English version

imageCela fait un moment que je voulais écrire sur Shanghai Sketch, le magazine du Shanghai des années 30. Shanghai Sketch (Shanghai Manhua, ci-contre) est fondé en 1928 par onze dessinateurs dont Ye Quanyu, Lu Shaofei, Zhang Guanyu et Zhang Zhenyu. L'un des sponsors est Shao Xunmei, l'amant tapageur de l'écrivain Américain Emily Hahn. Dès les premiers numéros, Shanghai Sketch utilise des dessins érotiques ou des scènes fortes sur sa couverture pour attirer l'attention. A l'intérieur, on trouve des articles d'un type nouveau sur l'art ou le monde de la nuit shangahienne.
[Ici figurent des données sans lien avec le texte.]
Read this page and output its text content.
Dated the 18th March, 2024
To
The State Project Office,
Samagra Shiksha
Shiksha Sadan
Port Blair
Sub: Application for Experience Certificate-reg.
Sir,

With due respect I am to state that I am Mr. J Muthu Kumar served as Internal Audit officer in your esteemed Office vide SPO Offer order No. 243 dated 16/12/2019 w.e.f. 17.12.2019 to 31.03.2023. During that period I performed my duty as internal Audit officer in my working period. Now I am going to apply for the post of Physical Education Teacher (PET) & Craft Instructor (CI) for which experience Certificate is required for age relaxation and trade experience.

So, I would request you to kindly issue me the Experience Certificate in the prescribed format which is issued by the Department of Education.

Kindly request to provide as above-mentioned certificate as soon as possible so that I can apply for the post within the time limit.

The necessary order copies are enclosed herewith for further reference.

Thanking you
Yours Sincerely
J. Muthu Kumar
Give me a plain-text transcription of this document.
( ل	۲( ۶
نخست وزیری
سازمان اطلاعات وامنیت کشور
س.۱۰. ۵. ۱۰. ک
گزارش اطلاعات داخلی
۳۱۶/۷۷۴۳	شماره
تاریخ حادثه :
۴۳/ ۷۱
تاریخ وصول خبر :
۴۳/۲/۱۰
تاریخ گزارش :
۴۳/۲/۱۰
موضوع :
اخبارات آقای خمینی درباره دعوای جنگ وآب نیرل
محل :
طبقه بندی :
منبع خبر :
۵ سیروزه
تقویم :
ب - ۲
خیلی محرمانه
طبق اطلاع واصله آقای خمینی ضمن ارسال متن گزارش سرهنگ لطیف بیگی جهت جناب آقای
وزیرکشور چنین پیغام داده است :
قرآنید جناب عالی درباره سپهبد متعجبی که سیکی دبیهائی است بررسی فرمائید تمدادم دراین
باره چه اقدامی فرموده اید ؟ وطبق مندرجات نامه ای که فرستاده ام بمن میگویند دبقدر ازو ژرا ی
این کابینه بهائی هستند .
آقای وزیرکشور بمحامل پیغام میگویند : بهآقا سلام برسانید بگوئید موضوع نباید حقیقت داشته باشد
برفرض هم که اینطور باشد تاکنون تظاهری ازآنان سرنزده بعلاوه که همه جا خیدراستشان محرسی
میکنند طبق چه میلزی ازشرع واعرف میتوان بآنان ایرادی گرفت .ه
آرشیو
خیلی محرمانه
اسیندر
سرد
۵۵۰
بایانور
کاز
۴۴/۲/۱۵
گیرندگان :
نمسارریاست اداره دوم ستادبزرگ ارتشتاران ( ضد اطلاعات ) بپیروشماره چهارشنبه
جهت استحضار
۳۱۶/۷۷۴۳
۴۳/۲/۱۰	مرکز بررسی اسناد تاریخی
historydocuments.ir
L'influence du surréalisme est flagrante ainsi que de nombreuses références à la psychanalyse freudienne, reflétant le goût des créateurs pour les tendances artistiques et scientifiques les plus récentes. Des articles relatant les performances nues de Josephine Baker ou des caricatures des nouveaux bourgeois Shanghaiens achèvent de créer une atmosphère de culture urbaine dynamique. A sa manière, Shanghai Sketch représente son époque, avide d'idées et de modes nouvelles. Il répond au besoin des intellectuels de ces années de trouver de nouvelles références. En 1930 cependant, suite à une dispute entre les fondateurs, le journal s'arrête. Une partie des dessinateurs se retrouvera dans la revue Modern Sketch (Shidai Manhua, ci-dessous)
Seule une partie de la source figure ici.